-----------------------------------------------------------
This is an automatically generated e-mail. To reply, visit:
https://reviews.apache.org/r/40660/
-----------------------------------------------------------
Review request for mesos and Vinod Kone.
Bugs: MESOS-3851
https://issues.apache.org/jira/browse/MESOS-3851
Repository: mesos
Description
-------
Previously, we did not `link` against the executor `PID` while
(re)-registering. This might lead to libprocess creating ephemeral sockets
everytime a `send(...)` was invoked. This was leading to races where messages
might appear on the Executor out of order. This change does a `link(...)` on
the executor PID to ensure ordered message delivery.
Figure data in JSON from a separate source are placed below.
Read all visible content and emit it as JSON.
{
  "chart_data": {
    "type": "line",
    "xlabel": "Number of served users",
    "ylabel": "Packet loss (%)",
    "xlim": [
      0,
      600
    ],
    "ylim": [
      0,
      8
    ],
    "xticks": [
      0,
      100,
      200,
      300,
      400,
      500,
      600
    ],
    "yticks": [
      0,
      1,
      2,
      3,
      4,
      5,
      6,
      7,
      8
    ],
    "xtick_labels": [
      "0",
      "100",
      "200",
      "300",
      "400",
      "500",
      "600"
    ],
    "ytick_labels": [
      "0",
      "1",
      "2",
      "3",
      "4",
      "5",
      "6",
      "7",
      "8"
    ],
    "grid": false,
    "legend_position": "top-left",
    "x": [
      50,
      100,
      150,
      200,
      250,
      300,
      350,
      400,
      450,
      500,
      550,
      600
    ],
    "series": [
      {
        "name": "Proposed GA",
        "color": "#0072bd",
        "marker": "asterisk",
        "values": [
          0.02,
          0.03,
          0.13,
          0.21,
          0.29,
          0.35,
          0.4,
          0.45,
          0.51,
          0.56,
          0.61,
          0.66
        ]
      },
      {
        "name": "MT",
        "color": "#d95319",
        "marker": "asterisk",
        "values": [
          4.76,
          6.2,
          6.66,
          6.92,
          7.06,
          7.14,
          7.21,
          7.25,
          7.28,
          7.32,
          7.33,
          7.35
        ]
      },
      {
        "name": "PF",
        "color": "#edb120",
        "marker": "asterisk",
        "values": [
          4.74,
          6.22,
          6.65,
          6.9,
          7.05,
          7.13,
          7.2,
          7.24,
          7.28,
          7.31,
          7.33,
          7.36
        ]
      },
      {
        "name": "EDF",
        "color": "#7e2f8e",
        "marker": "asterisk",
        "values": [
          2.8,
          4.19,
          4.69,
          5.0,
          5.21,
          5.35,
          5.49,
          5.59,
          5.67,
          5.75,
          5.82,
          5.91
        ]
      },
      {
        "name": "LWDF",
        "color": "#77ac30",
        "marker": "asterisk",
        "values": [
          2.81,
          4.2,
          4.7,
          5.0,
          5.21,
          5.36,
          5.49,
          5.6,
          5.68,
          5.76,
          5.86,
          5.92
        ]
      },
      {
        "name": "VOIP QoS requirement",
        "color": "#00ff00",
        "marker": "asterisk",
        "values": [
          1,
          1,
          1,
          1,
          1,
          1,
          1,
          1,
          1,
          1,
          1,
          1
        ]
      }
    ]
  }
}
---Not to be included in commit message---
I am still not comfortable bringing back the reverted commit
https://reviews.apache.org/r/40107/ . I can see one more race condition even
with a `link(...)`. We can still have messages coming out of order when the
first socket fails after sending the first message when still in flight. A new
socket gets created when we send the second message now, which might arrive
earlier then the first message leading to a race. But, this is a behavior that
is heavily relied upon elsewhere in our code-base. Happy to be proven wrong
though and be convinced that we can bring back the reverted commit now after
this change.
Diffs
-----
src/slave/slave.cpp 9055f2a789cb19f3579c15a379ea505dfef0578c
Diff: https://reviews.apache.org/r/40660/diff/
Testing
-------
make check
Thanks,
Anand Mazumdar